3. En 1999, soit un an après la réélection du président Compaoré pour un second mandat de 7 ans, alors que le régime était aux aboies suite aux tensions suscitées par l'assassinat du journaliste Norbert Zongo et de ses compagnons, le président Compaoré n'avait pas hésité à recourir à un Collège des sages dont les conclusions recommandaient, entre autres, la réhabilitation de l'article 37 dans son substrat originaire. Le Collège des sages ira même plus loin en suggérant la réduction du mandat présidentiel de 7 à 5 ans. Ces recommandations ont été prises en compte par une révision de la constitution en 2000.

4. Aux élections présidentielles de 2005, alors que des juristes avertis prévenaient déjà que Blaise ne devrait pas pouvoir être candidat au regard des nouvelles dispositions de l'article 37, le Conseil constitutionnel avait tout de même validé la candidature du président Compaoré sur la base d'arguments, certes discutables, mais raisonnablement compréhensibles sur un plan strict du droit.

5. En 2010, sans surprise, le Président Compaoré était candidat pour un second mandat, candidature tout à fait justifiable et de son plein droit.

6. En 2015, le Président Blaise Compaoré aura bouclé ces deux mandats au regard des nouvelles dispositions de l'article 37 dans sa version de 2000 et cela fera 28 ans qu'il aura été au pouvoir, une hypothèse qui n'était pas du tout prévue par le pouvoir constituant originaire.
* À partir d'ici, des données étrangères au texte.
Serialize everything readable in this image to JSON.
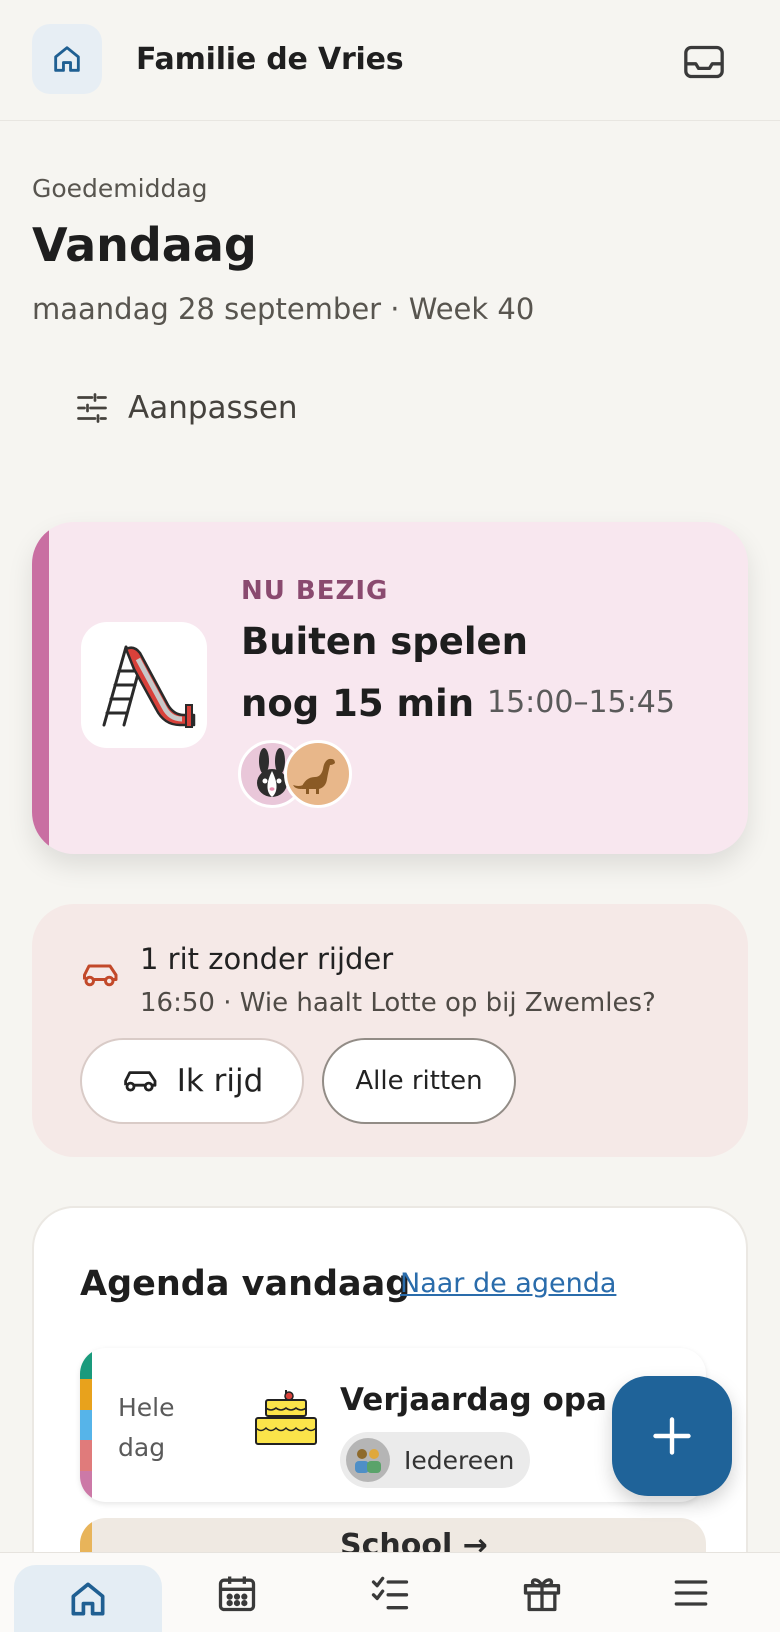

Aujourd'hui, une intention de modifier l'article 37 pour une ré-candidature en 2015 est nettement affichée, en témoignent les propos ambiguës du Président lui-même sur la question ; en témoigne aussi l'agitation au sein du CDP, parti du Président ; en témoigne, enfin la lettre de rupture de certains poids lourds du régime, très au fait des intentions du président, et la ferveur civile contre toute modification de l'article 37.

Il y a donc évidence qu'un homme, dès le début, a toujours joué et veut encore jouer avec les règles mais aussi avec l'intelligence de tout un peuple. Il y a évidence qu'un homme essaie toujours de changer les règles du jeu pendant le jeu et toujours en sa faveur et surtout quand il est "coincé". Il y a en définitive évidence que cet homme doit partir quand la partie sera terminée en 2015 et cette évidence devrait sauter aux yeux de toute personne habitée et soucieuse d'un minimum de vérité, de justice et de bon sens. Mais, manifestement, il s'en trouve des gens qui refusent de se rendre à l'évidence.
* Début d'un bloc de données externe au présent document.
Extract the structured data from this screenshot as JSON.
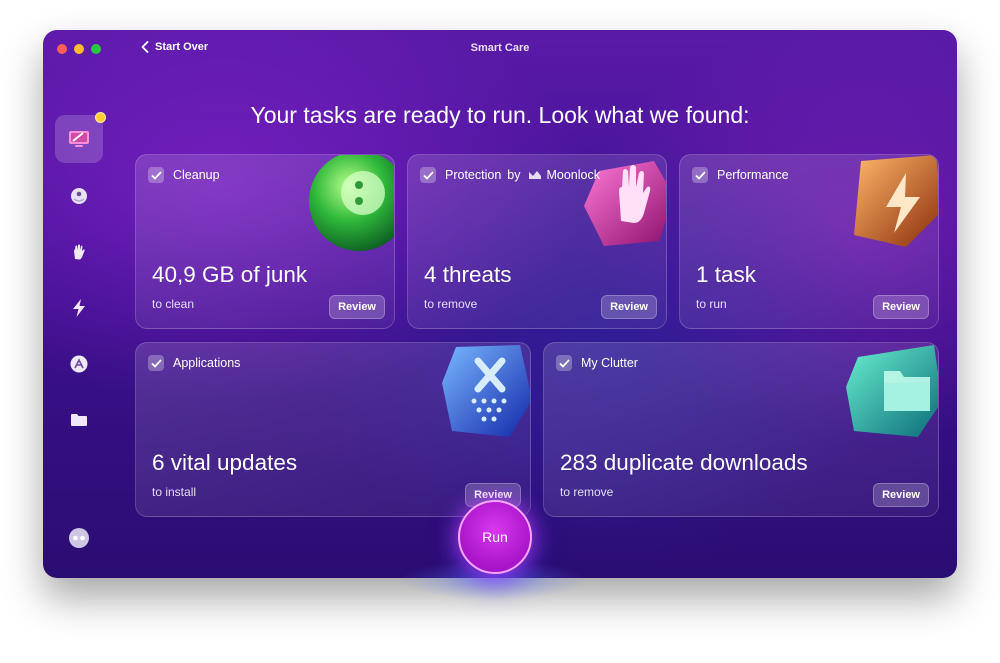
{
  "window": {
    "title": "Smart Care",
    "back_label": "Start Over"
  },
  "headline": "Your tasks are ready to run. Look what we found:",
  "sidebar": {
    "items": [
      {
        "icon": "cleanup-screen-icon",
        "active": true,
        "badge": true
      },
      {
        "icon": "shield-ball-icon"
      },
      {
        "icon": "hand-icon"
      },
      {
        "icon": "lightning-icon"
      },
      {
        "icon": "app-store-icon"
      },
      {
        "icon": "folder-icon"
      },
      {
        "icon": "assistant-icon"
      }
    ]
  },
  "cards": {
    "cleanup": {
      "title": "Cleanup",
      "value": "40,9 GB of junk",
      "sub": "to clean",
      "review": "Review"
    },
    "protection": {
      "title": "Protection",
      "by": "by",
      "brand": "Moonlock",
      "value": "4 threats",
      "sub": "to remove",
      "review": "Review"
    },
    "performance": {
      "title": "Performance",
      "value": "1 task",
      "sub": "to run",
      "review": "Review"
    },
    "applications": {
      "title": "Applications",
      "value": "6 vital updates",
      "sub": "to install",
      "review": "Review"
    },
    "clutter": {
      "title": "My Clutter",
      "value": "283 duplicate downloads",
      "sub": "to remove",
      "review": "Review"
    }
  },
  "run_label": "Run",
  "colors": {
    "accent": "#c020e0",
    "badge": "#ffcc33",
    "close": "#ff5f57",
    "minimize": "#febc2e",
    "zoom": "#28c840"
  }
}
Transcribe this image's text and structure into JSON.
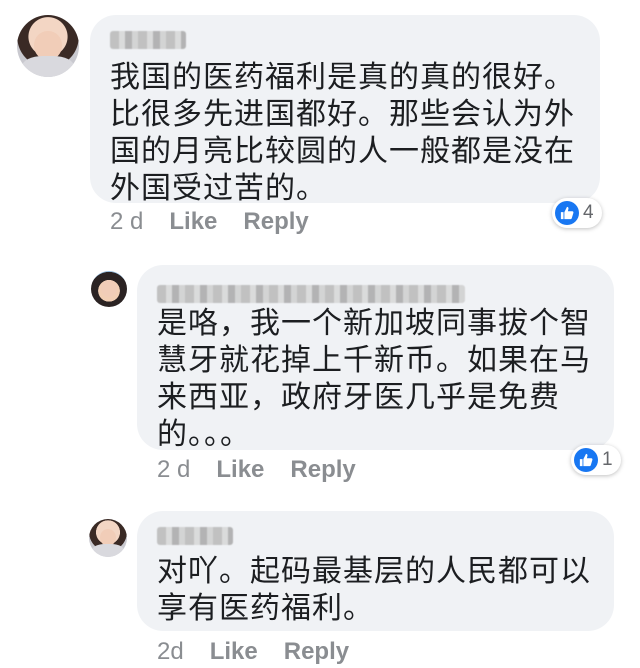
{
  "comments": [
    {
      "text_lines": [
        "我国的医药福利是真的真的很好。",
        "比很多先进国都好。那些会认为外",
        "国的月亮比较圆的人一般都是没在",
        "外国受过苦的。"
      ],
      "time": "2 d",
      "like_label": "Like",
      "reply_label": "Reply",
      "reaction_count": "4"
    },
    {
      "text_lines": [
        "是咯，我一个新加坡同事拔个智",
        "慧牙就花掉上千新币。如果在马",
        "来西亚，政府牙医几乎是免费",
        "的。。。"
      ],
      "time": "2 d",
      "like_label": "Like",
      "reply_label": "Reply",
      "reaction_count": "1"
    },
    {
      "text_lines": [
        "对吖。起码最基层的人民都可以",
        "享有医药福利。"
      ],
      "time": "2d",
      "like_label": "Like",
      "reply_label": "Reply"
    }
  ],
  "colors": {
    "bubble": "#f0f2f5",
    "text": "#1c1e21",
    "meta": "#8a8d91",
    "like_blue": "#1877f2"
  },
  "icons": {
    "avatar": "user-avatar",
    "reaction": "thumbs-up-icon"
  }
}
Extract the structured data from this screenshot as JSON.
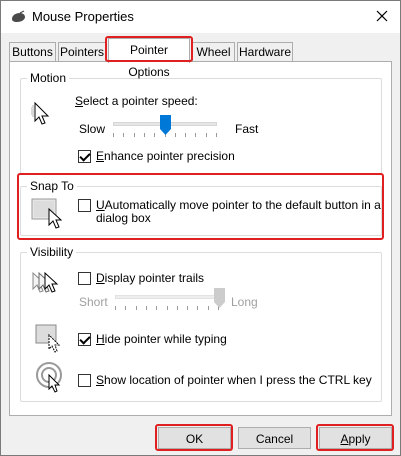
{
  "window": {
    "title": "Mouse Properties"
  },
  "tabs": [
    {
      "label": "Buttons"
    },
    {
      "label": "Pointers"
    },
    {
      "label": "Pointer Options",
      "active": true
    },
    {
      "label": "Wheel"
    },
    {
      "label": "Hardware"
    }
  ],
  "motion": {
    "group_label": "Motion",
    "speed_prefix": "S",
    "speed_rest": "elect a pointer speed:",
    "slow_label": "Slow",
    "fast_label": "Fast",
    "speed_level": 0.5,
    "precision_prefix": "E",
    "precision_rest": "nhance pointer precision",
    "precision_checked": true
  },
  "snap_to": {
    "group_label": "Snap To",
    "option_line1_prefix": "U",
    "option_line1_rest": "Automatically move pointer to the default button in a",
    "option_line2": "dialog box",
    "checked": false
  },
  "visibility": {
    "group_label": "Visibility",
    "trails_prefix": "D",
    "trails_rest": "isplay pointer trails",
    "trails_checked": false,
    "short_label": "Short",
    "long_label": "Long",
    "trail_level": 1.0,
    "hide_prefix": "H",
    "hide_rest": "ide pointer while typing",
    "hide_checked": true,
    "show_prefix": "S",
    "show_rest": "how location of pointer when I press the CTRL key",
    "show_checked": false
  },
  "buttons": {
    "ok": "OK",
    "cancel": "Cancel",
    "apply_prefix": "A",
    "apply_rest": "pply"
  },
  "colors": {
    "highlight": "#e02020",
    "slider_thumb": "#0078d7"
  },
  "icons": {
    "title": "mouse-icon",
    "close": "close-icon",
    "motion": "pointer-speed-icon",
    "snap": "snap-to-button-icon",
    "trails": "pointer-trails-icon",
    "hide": "hide-pointer-icon",
    "show": "show-location-icon"
  }
}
En conclusion, posons les vraies questions et arrêtons de divertir la planète avec des arguments à l'emporte-pièce qui sont totalement hors du compte.

l y a plus sérieux : au point où nous en sommes, le Président Compaoré ne peut plus continuer à se réfugier derrière des arguments du genre : « les élections présidentielles de 2015 ne sont pas ma préoccupation, j'ai été élu pour un programme et j'entends le conduire à terme ». Dans un autre contexte, cela pourrait se comprendre. Mais au stade actuel, cela n'est plus admissible et ce n'est plus un loisir de dire ses intentions quand il voudra, mais une responsabilité, un devoir d'éclairer définitivement et ce, de façon aussi Claire, les uns et les autres sur sa position par rapport à 2015.

S'il ne le fait pas, il sera naturellement comptable chaque jour qui passe de la confusion, de la levée de boucliers de part et d'autre, et surtout des éventuels conséquences des excès, zèles et passions qui se profilent à l'horizon. Et pour un Président qui a la réputation universelle d'être un homme, un artisan et un champion de la paix, cela serait incompréhensible, ridicule et même dangereux !

La grandeur des hommes d'Etat se mesure aussi à l'aune de leur sens de la clarté et de leur cohérence : à l'approche de la fin du mandat du président malien Alpha Omar Konaré, des supporteurs inconditionnels, comme on en voit sous nos cieux, lui demandaient à travers manifestations et marches de briguer un troisième mandat, ce qui n'était pas prévue par la constitution malienne et se dernier avait fait comprendre qu'il s'en tenait au respect strict de la constitution. L'histoire nous la connaissons, Alpha Omar Konaré fit seulement deux mandats et entra dans l'histoire par la grande porte, salué par l'Afrique et la communauté internationale pour ce bel exemple, pour le triomphe de l'évidence.